I spent two years in art school, doing little else but make art. When I graduated they invited me to apply for a place in a new diploma program where I could focus on nothing but print-making, with access to a studio and supplies and assistance for larger projects. I made hundreds, perhaps thousands, of pieces. I rented a small studio in a building full of artists and in the common space where we made tea and took breaks we had great conversations about things like the techniques used by Japanese masters in watercolor woodblock prints, and Jean-Michel Basquiat’s use of pop drug culture and the idea of framing ontology in classical painting. I got a job as an art history research assistant with responsibilities for editing visuals in a classy academic journal and they sent me to New York and Toronto to do things with architecture and check out galleries. It was a heady transition for a kid from the farmlands and I never thought I’d do anything else.

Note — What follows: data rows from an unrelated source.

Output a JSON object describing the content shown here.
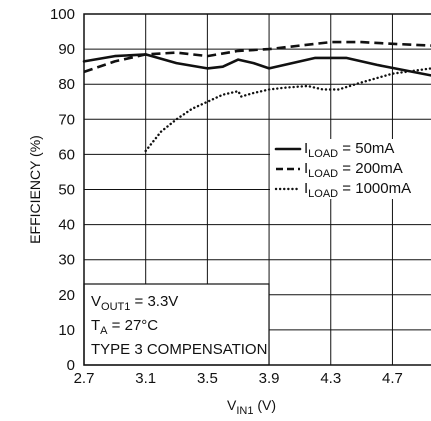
{
  "chart_data": {
    "type": "line",
    "xlabel": {
      "main": "V",
      "sub": "IN1",
      "tail": " (V)"
    },
    "ylabel": "EFFICIENCY (%)",
    "xlim": [
      2.7,
      4.95
    ],
    "ylim": [
      0,
      100
    ],
    "x_ticks": [
      "2.7",
      "3.1",
      "3.5",
      "3.9",
      "4.3",
      "4.7"
    ],
    "y_ticks": [
      "0",
      "10",
      "20",
      "30",
      "40",
      "50",
      "60",
      "70",
      "80",
      "90",
      "100"
    ],
    "grid": true,
    "series": [
      {
        "name": "ILOAD = 50mA",
        "legend": {
          "main": "I",
          "sub": "LOAD",
          "tail": " = 50mA"
        },
        "style": "solid",
        "points": [
          [
            2.7,
            86.5
          ],
          [
            2.9,
            88
          ],
          [
            3.1,
            88.5
          ],
          [
            3.3,
            86
          ],
          [
            3.5,
            84.5
          ],
          [
            3.6,
            85
          ],
          [
            3.7,
            87
          ],
          [
            3.8,
            86
          ],
          [
            3.9,
            84.5
          ],
          [
            4.0,
            85.5
          ],
          [
            4.2,
            87.5
          ],
          [
            4.4,
            87.5
          ],
          [
            4.6,
            85.5
          ],
          [
            4.95,
            82.5
          ]
        ]
      },
      {
        "name": "ILOAD = 200mA",
        "legend": {
          "main": "I",
          "sub": "LOAD",
          "tail": " = 200mA"
        },
        "style": "dashed",
        "points": [
          [
            2.7,
            83.5
          ],
          [
            2.9,
            86.5
          ],
          [
            3.1,
            88.5
          ],
          [
            3.3,
            89
          ],
          [
            3.5,
            88
          ],
          [
            3.7,
            89.5
          ],
          [
            3.9,
            90
          ],
          [
            4.1,
            91
          ],
          [
            4.3,
            92
          ],
          [
            4.5,
            92
          ],
          [
            4.7,
            91.5
          ],
          [
            4.95,
            91
          ]
        ]
      },
      {
        "name": "ILOAD = 1000mA",
        "legend": {
          "main": "I",
          "sub": "LOAD",
          "tail": " = 1000mA"
        },
        "style": "dotted",
        "points": [
          [
            3.1,
            61
          ],
          [
            3.2,
            66.5
          ],
          [
            3.3,
            70
          ],
          [
            3.4,
            73
          ],
          [
            3.5,
            75
          ],
          [
            3.6,
            77
          ],
          [
            3.7,
            78
          ],
          [
            3.72,
            76.5
          ],
          [
            3.8,
            77.5
          ],
          [
            3.9,
            78.5
          ],
          [
            4.0,
            79
          ],
          [
            4.15,
            79.5
          ],
          [
            4.25,
            78.5
          ],
          [
            4.35,
            78.5
          ],
          [
            4.5,
            80.5
          ],
          [
            4.7,
            83
          ],
          [
            4.95,
            84.5
          ]
        ]
      }
    ],
    "annotations": [
      {
        "main": "V",
        "sub": "OUT1",
        "tail": " = 3.3V"
      },
      {
        "main": "T",
        "sub": "A",
        "tail": " = 27°C"
      },
      {
        "main": "TYPE 3 COMPENSATION",
        "sub": "",
        "tail": ""
      }
    ]
  }
}
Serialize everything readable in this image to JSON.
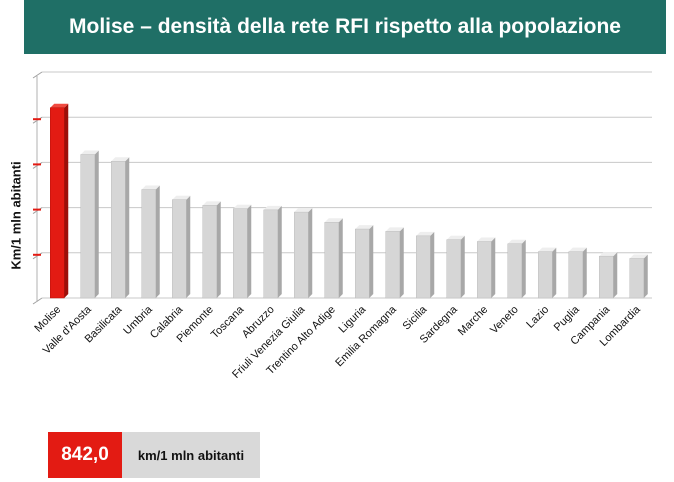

However, not long after that I received the tiniest inheritance, a few hundred dollars – it seemed like so much money at the time – and when I was reflecting and meditating on what to do with it, it came to me that I needed to have my feet on the ground and my hands in the earth. So I moved out of the city and rented a tiny house with a tiny garden and got a largeish dog. I applied for and got accepted into a university education program to teach art in schools, but it got shut down the week I began so I transferred into English and Classics. I studied all day, all week, and at night I cleaned offices and on the weekends I silk-screened logs onto bathing caps. And, one day, when I was having lunch with an art school friend, and she said, “It’s such a shame you’re not making art.” That hadn’t occurred to me. Was I even missing it? Not that I’d noticed.
I went home and was weeding the garden and looked around at the flowers, herbs and vegetables and at my hands covered in earth and everything moving in the slight breeze and thought, “I think this, too, is art.” And then the neighbour lady, who was a drug addict, came over to ask if she could have some flowers to take to her sister, who was also a drug addict, and had been beaten up and raped in the downtown east side and was now in the hospital recovering. “I just love your flowers, I look at them all the time.” I picked poppies that I grew because Monet did, and roses from a bush that Vita Sackville-West wrote about and sunflowers that van Gogh had loved… you get the idea. It was a garden built on art. When I laid the bouquet into her arms, the rose thorns scratched her and I said, “Oh, I’m sorry!” and she laughed and said, “No harm done! My sister will love these flowers. I bet no one has ever brought her flowers before.” And I looked at her arms, pocked with needle marks, now scratched and bleeding a little, and I thought, this too, is art.
As I come to the end of one career after thirty years in social services and supports to people with disabilities, and vibrate in a whole new and exciting way in a new career teaching college students, I think, “this, too, is art.” Everything is art. I have somehow, after so many years, started using art in research and facilitation so that now I spend hours making art, with all kinds of partners and all kinds of colleagues, bringing everything I’ve learned into one package. Some graphic recorders differentiate between their “art-making” and their graphic recording. I don’t. The recording of free ranging conversations with large groups of people and the clarification of the directions people want to go in to create a future that I am able to help them picture, is art.
I am preparing to teach a class in policy development and Indigenous experiences through a lens of truth and reconciliation. That, too, is art. I will begin with the metaphor of fire: policy is fire. It can warm us and make us safe, and if we let it get out of control it can force us to flee in unwanted directions. We can cook with it, we can get burned by it. We can learn how to use it. The most useful manifestos in my life have been those that were written by artists. I think I will begin our class with some drawing…
Best wishes to a New Year, 2019, full of all kinds of art that you care about.